My inner mean girl, Tabitha, rears her sneaky head randomly. She really likes to appear when I feel like I’m doing great work in my life. Over time, I’ve learned to recognize her voice and shut her down. Bullies, even the ones we carry around in our own minds, don’t like when we stand up to them. Give that harsh voice in your head a name, and when she chimes in, tell her to pipe down.

2. Post personal affirmations everywhere.

Every day, after I’ve pulled on my workout clothes at five in the morning, I take a gander at my full-length mirror. Around it are Post-It notes with things I need to remember about myself. Reminders that I am brave, smart, creative, and enough meet me every time I look in that mirror. Sometimes you need to boost yourself up because your inner mean girl thrives on tearing you down. Whether you stick affirmations on your mirror, in your car, on your phone screen, or on your desk, post them and read them often. The more you see your amazing attributes displayed, the more you’ll believe them.
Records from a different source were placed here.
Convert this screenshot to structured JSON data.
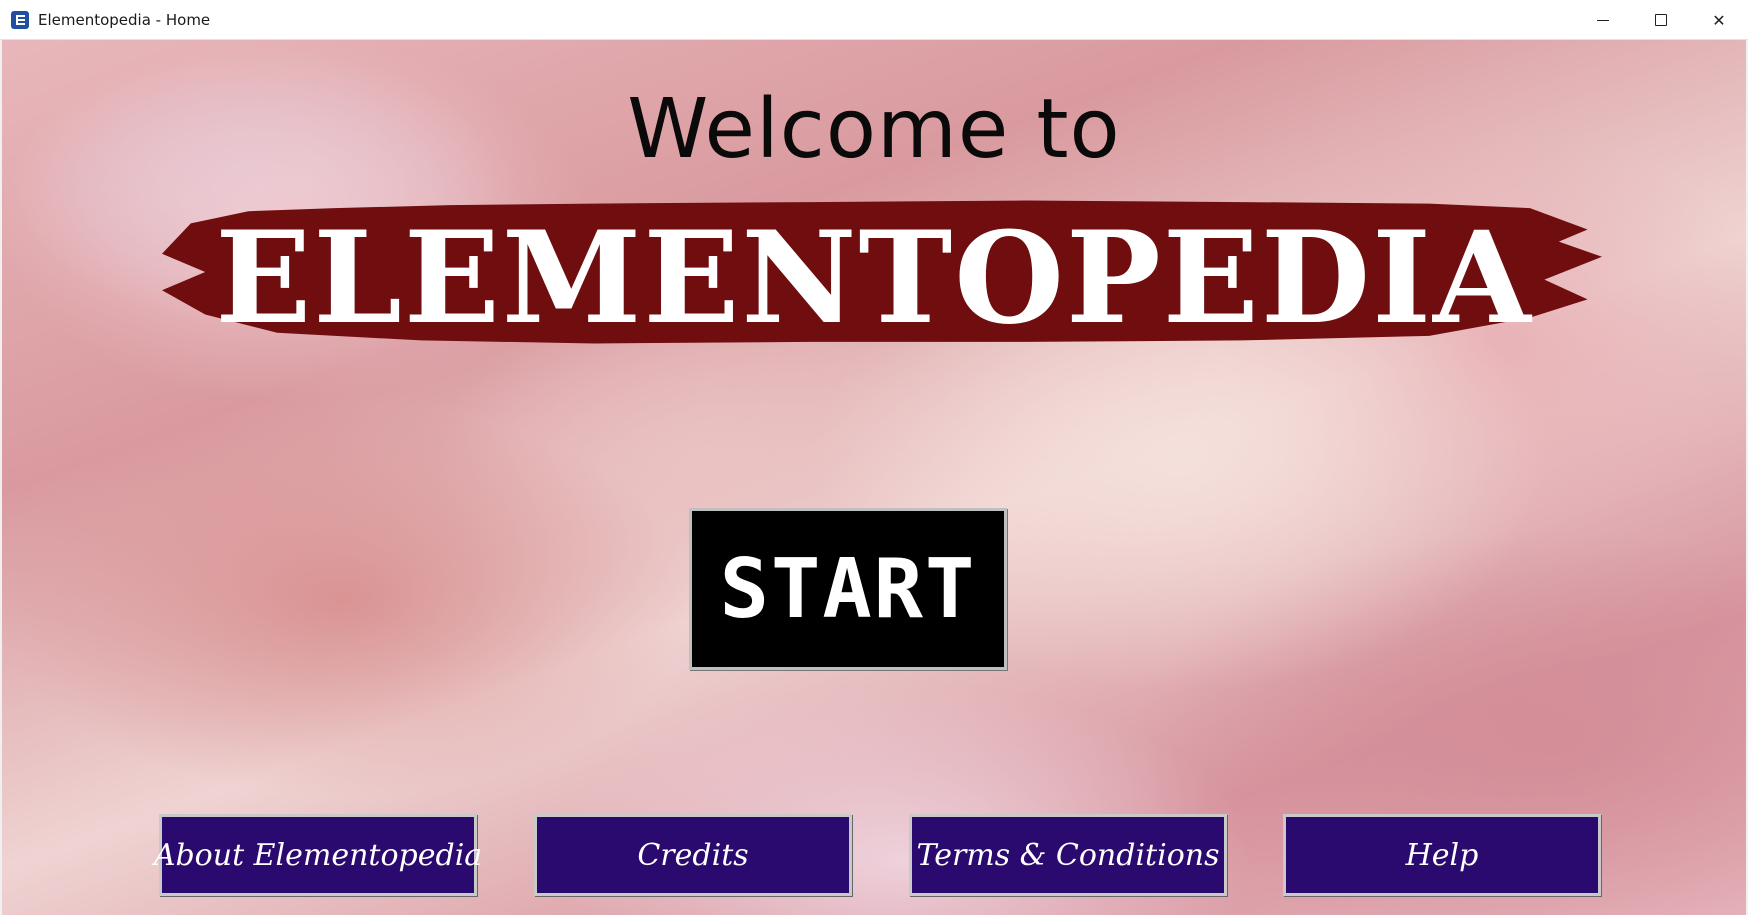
{
  "window": {
    "title": "Elementopedia - Home",
    "app_icon": "elementopedia-e-icon",
    "controls": [
      "minimize-icon",
      "maximize-icon",
      "close-icon"
    ],
    "close_glyph": "✕"
  },
  "hero": {
    "welcome": "Welcome to",
    "brand": "ELEMENTOPEDIA",
    "brand_banner_color": "#6f0d0f"
  },
  "actions": {
    "start_label": "START"
  },
  "nav": {
    "about": "About Elementopedia",
    "credits": "Credits",
    "terms": "Terms & Conditions",
    "help": "Help",
    "button_color": "#2a0a6e"
  }
}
3. Be gentle with yourself.

As women, we tend to be our own harshest critics. We immediately see the flaws with everything we’ve done, easily forgetting all the awesome things. I will happily point out every mistake I make before I take a sliver of credit for what went right. Be kind to yourself. Remember you are human and you make mistakes. Don’t let the mistakes define you. Instead, use them to get better.

4. Remember who made you.

You are a working masterpiece. I believe every part of you was formed and created by God, who loves you tremendously. You are not a mistake. For so long, I struggled with accepting that I had a purpose, that I was meant to exist. It took years of reminders and leaning into an unconditional love I never had to worry about to finally understand that I was created for a reason. Remembering I was carefully created to do amazing things in this life quickly shuts my inner mean girl down.

5. Celebrate personal victories!

I ran my personal best in a virtual 15K and rewarded myself with a cupcake. When I published a book, I treated myself to a new pair of boots. I didn’t yell at my crazy tweenager about cleaning her room and gave myself a lunch date. I have learned to celebrate my personal victories, large and small. Celebrating the things you do reminds you that you are one amazing woman. There’s nothing your inner mean girl despises more than seeing you celebrate yourself.

Shutting your inner mean girl down isn’t easy. She’s crafty, likes to hide, and will lie in wait for the right time to reappear. She will attack who you are as a person, a wife, and a mother. But imagine the example your kids will see when you build yourself up instead of falling for your inner mean girl’s antics. Your kids take their lead from you. Why not give them something positive to strive for? Celebrate who you are.  Tell your inner mean girl to be quiet because you’ve got this!

What’s one positive affirmation you will use daily?